A daily-life analogy:

• A door hinge mainly rotates about one axis.
• Your finger has limited rotation.
• Your shoulder has a wider range of motion.

In molecular systems:

• Translation: movement along the x, y, z axes
• Rotation: rotation about the x, y, z axes
• Torsion: rotation around chemical bonds

A useful way to think about degrees of freedom:

System	Typical degrees of freedom
Rigid body	6 (3 translation + 3 rotation)
Protein backbone	torsions: \(\phi\) and \(\psi\) angles
Side chains	torsions: \(\chi\) angles

These concepts underpin molecular visualization, docking, and structure refinement.

Hands-on B1 - Observe translation and rotation in a viewer

Warning

For now, you are not expected to have any of the programs mentioned below installed on your computer. This is just to let you know what we will demonstrate in the lab.

1. Open any structure in Chimera/ChimeraX/Jmol.

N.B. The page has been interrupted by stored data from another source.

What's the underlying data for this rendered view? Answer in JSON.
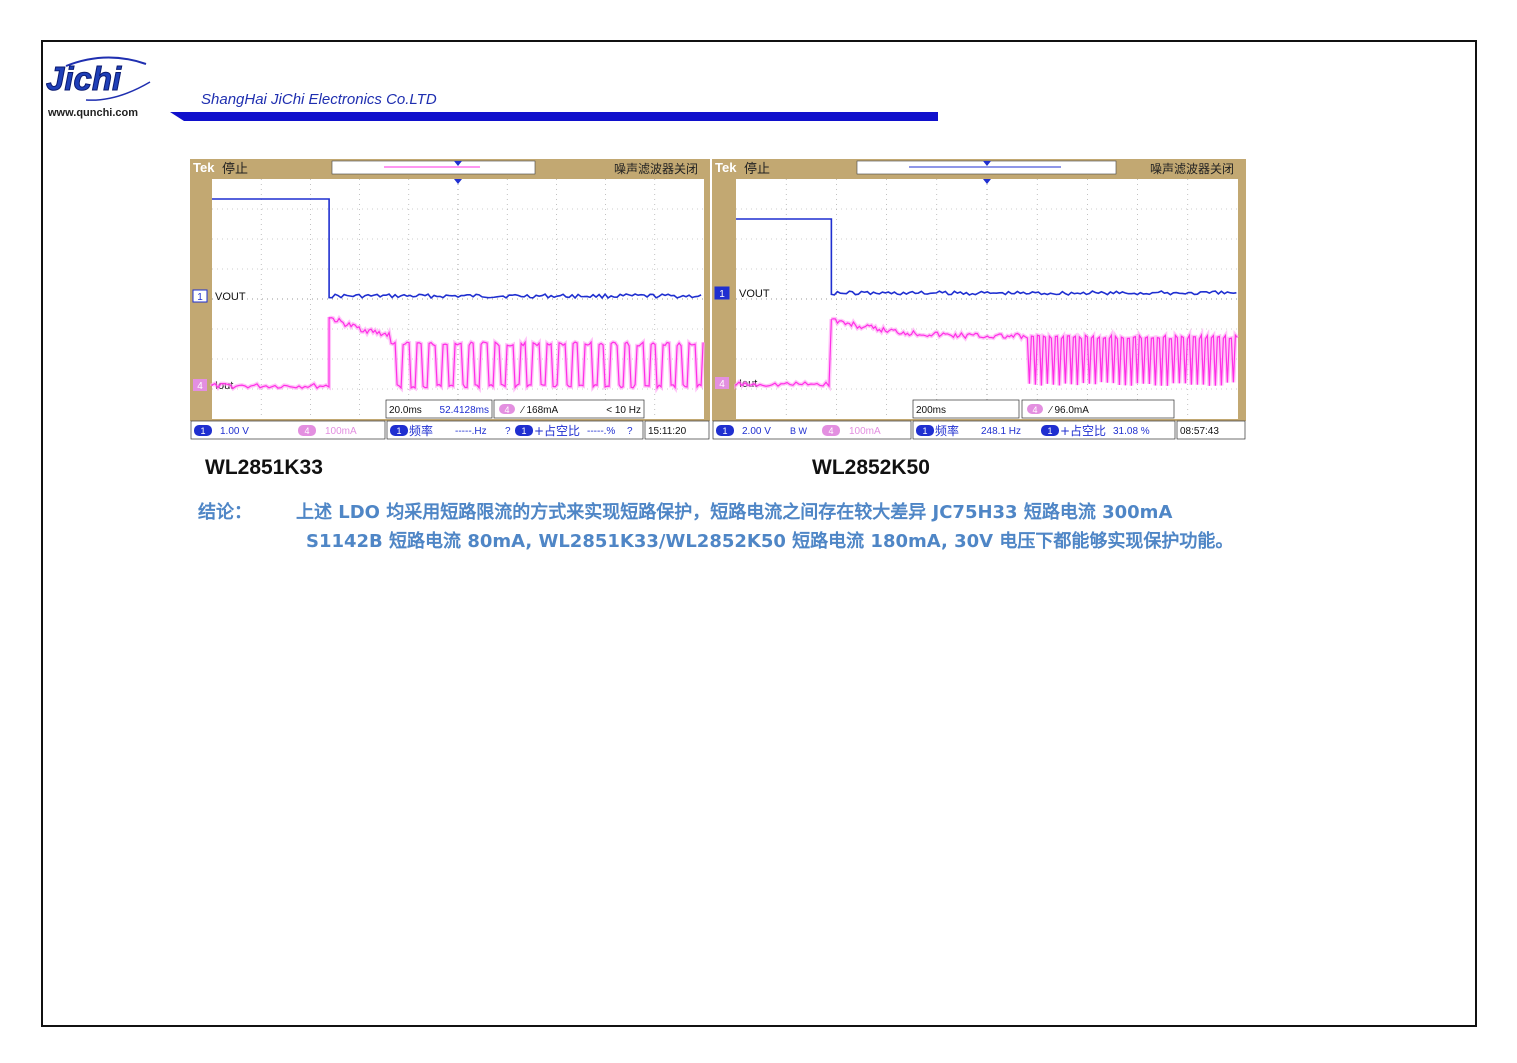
{
  "header": {
    "logo_text": "Jichi",
    "website": "www.qunchi.com",
    "company": "ShangHai JiChi Electronics Co.LTD"
  },
  "scopes": [
    {
      "title": "WL2851K33",
      "status": "停止",
      "brand": "Tek",
      "filter_label": "噪声滤波器关闭",
      "ch1_label": "VOUT",
      "ch4_label": "Iout",
      "ch1_marker": "1",
      "ch4_marker": "4",
      "timebase": "20.0ms",
      "cursor_time": "52.4128ms",
      "trigger": "168mA",
      "trigger_freq": "< 10 Hz",
      "ch1_scale": "1.00 V",
      "ch4_scale": "100mA",
      "freq_label": "频率",
      "freq_value": "-----.Hz",
      "freq_q": "?",
      "duty_label": "+占空比",
      "duty_value": "-----.%",
      "duty_q": "?",
      "bw": "",
      "time": "15:11:20"
    },
    {
      "title": "WL2852K50",
      "status": "停止",
      "brand": "Tek",
      "filter_label": "噪声滤波器关闭",
      "ch1_label": "VOUT",
      "ch4_label": "Iout",
      "ch1_marker": "1",
      "ch4_marker": "4",
      "timebase": "200ms",
      "cursor_time": "",
      "trigger": "96.0mA",
      "trigger_freq": "",
      "ch1_scale": "2.00 V",
      "ch4_scale": "100mA",
      "freq_label": "频率",
      "freq_value": "248.1 Hz",
      "freq_q": "",
      "duty_label": "+占空比",
      "duty_value": "31.08 %",
      "duty_q": "",
      "bw": "B W",
      "time": "08:57:43"
    }
  ],
  "conclusion": {
    "label": "结论：",
    "line1": "上述 LDO 均采用短路限流的方式来实现短路保护，短路电流之间存在较大差异 JC75H33 短路电流 300mA",
    "line2": "S1142B 短路电流 80mA, WL2851K33/WL2852K50 短路电流 180mA, 30V 电压下都能够实现保护功能。"
  },
  "colors": {
    "frame": "#c2a872",
    "ch1": "#1f2fd0",
    "ch4": "#ff2ee6",
    "banner": "#1010cc",
    "conclusion": "#4f86c6"
  }
}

2. Use the mouse controls to:

3. Translate the model

4. Rotate the model

5. Reset the view.

Write down which actions correspond to translation vs rotation.

Hands-on B2 - Observe torsion angles (conceptual)

1. In a molecular viewer, choose a residue with a visible side chain.
2. Find the tool/menu that displays torsions/dihedrals (software-dependent).

3. Identify:

4. Backbone \(\phi\) and \(\psi\)

5. One side-chain \(\chi\) angle

You do not need to calculate anything in this pre-lab; the goal is to recognize that proteins have internal rotational degrees of freedom.